De acordo com a Launch Radio Networks, o baterista do Metallica disse na nova edição da revista Rythm, da Inglaterra, que trabalhar com o produtor Rick Rubin depois de 15 anos e 5 álbuns com Bob Rock tem "uma energia completamente diferente, uma vibração nova". Ulrich disse a Launch que a banda sentiu que era hora de fazer mudanças. "Rick, sabe, entre o Red Hot Chili Peppers e Audioslave e System of a Down e Slipknot e o que mais for, quero dizer, é meio que, ok, eu quero dizer, ele é obviamente o cara certo. Ele veio com algumas idéias ótimas e tem um jeito totalmente diferente de Bob de olhar para o Metallica, o que não que é nada contra o Bob, claro, mas vem de um lugar diferente e realmente renovou algumas coisas diferentes em nós".

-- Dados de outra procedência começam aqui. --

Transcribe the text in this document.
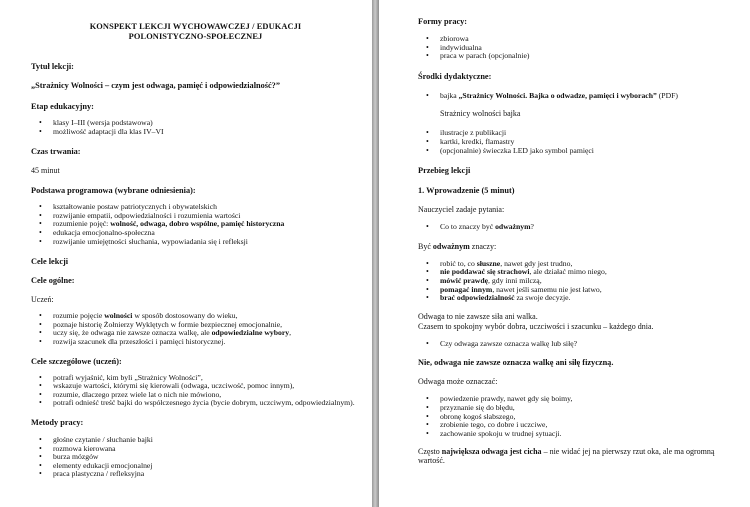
KONSPEKT LEKCJI WYCHOWAWCZEJ / EDUKACJI POLONISTYCZNO-SPOŁECZNEJ
Tytuł lekcji:
„Strażnicy Wolności – czym jest odwaga, pamięć i odpowiedzialność?”
Etap edukacyjny:
• klasy I–III (wersja podstawowa)
• możliwość adaptacji dla klas IV–VI
Czas trwania:
45 minut
Podstawa programowa (wybrane odniesienia):
• kształtowanie postaw patriotycznych i obywatelskich
• rozwijanie empatii, odpowiedzialności i rozumienia wartości
• rozumienie pojęć: wolność, odwaga, dobro wspólne, pamięć historyczna
• edukacja emocjonalno-społeczna
• rozwijanie umiejętności słuchania, wypowiadania się i refleksji
Cele lekcji
Cele ogólne:
Uczeń:
• rozumie pojęcie wolności w sposób dostosowany do wieku,
• poznaje historię Żołnierzy Wyklętych w formie bezpiecznej emocjonalnie,
• uczy się, że odwaga nie zawsze oznacza walkę, ale odpowiedzialne wybory,
• rozwija szacunek dla przeszłości i pamięci historycznej.
Cele szczegółowe (uczeń):
• potrafi wyjaśnić, kim byli „Strażnicy Wolności”,
• wskazuje wartości, którymi się kierowali (odwaga, uczciwość, pomoc innym),
• rozumie, dlaczego przez wiele lat o nich nie mówiono,
• potrafi odnieść treść bajki do współczesnego życia (bycie dobrym, uczciwym, odpowiedzialnym).
Metody pracy:
• głośne czytanie / słuchanie bajki
• rozmowa kierowana
• burza mózgów
• elementy edukacji emocjonalnej
• praca plastyczna / refleksyjna
Formy pracy:
• zbiorowa
• indywidualna
• praca w parach (opcjonalnie)
Środki dydaktyczne:
• bajka „Strażnicy Wolności. Bajka o odwadze, pamięci i wyborach” (PDF)
Strażnicy wolności bajka
• ilustracje z publikacji
• kartki, kredki, flamastry
• (opcjonalnie) świeczka LED jako symbol pamięci
Przebieg lekcji
1. Wprowadzenie (5 minut)
Nauczyciel zadaje pytania:
• Co to znaczy być odważnym?
Być odważnym znaczy:
• robić to, co słuszne, nawet gdy jest trudno,
• nie poddawać się strachowi, ale działać mimo niego,
• mówić prawdę, gdy inni milczą,
• pomagać innym, nawet jeśli samemu nie jest łatwo,
• brać odpowiedzialność za swoje decyzje.
Odwaga to nie zawsze siła ani walka.
Czasem to spokojny wybór dobra, uczciwości i szacunku – każdego dnia.
• Czy odwaga zawsze oznacza walkę lub siłę?
Nie, odwaga nie zawsze oznacza walkę ani siłę fizyczną.
Odwaga może oznaczać:
• powiedzenie prawdy, nawet gdy się boimy,
• przyznanie się do błędu,
• obronę kogoś słabszego,
• zrobienie tego, co dobre i uczciwe,
• zachowanie spokoju w trudnej sytuacji.
Często największa odwaga jest cicha – nie widać jej na pierwszy rzut oka, ale ma ogromną wartość.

O Metallica escreveu músicas para seu nono álbum de estúdio durante grande parte do ano passado. A banda deve entrar em estúdio ainda este mês.

Ulrich disse recentemente que o som do novo disco será diferente da controversa produção de baixa qualidade de "St. Anger", de 2003, o que ele chamou de "uma reação aos 20 anos fazendo as coisas de uma jeito".

O novo álbum do Metallica é esperado para sair no final de 2007.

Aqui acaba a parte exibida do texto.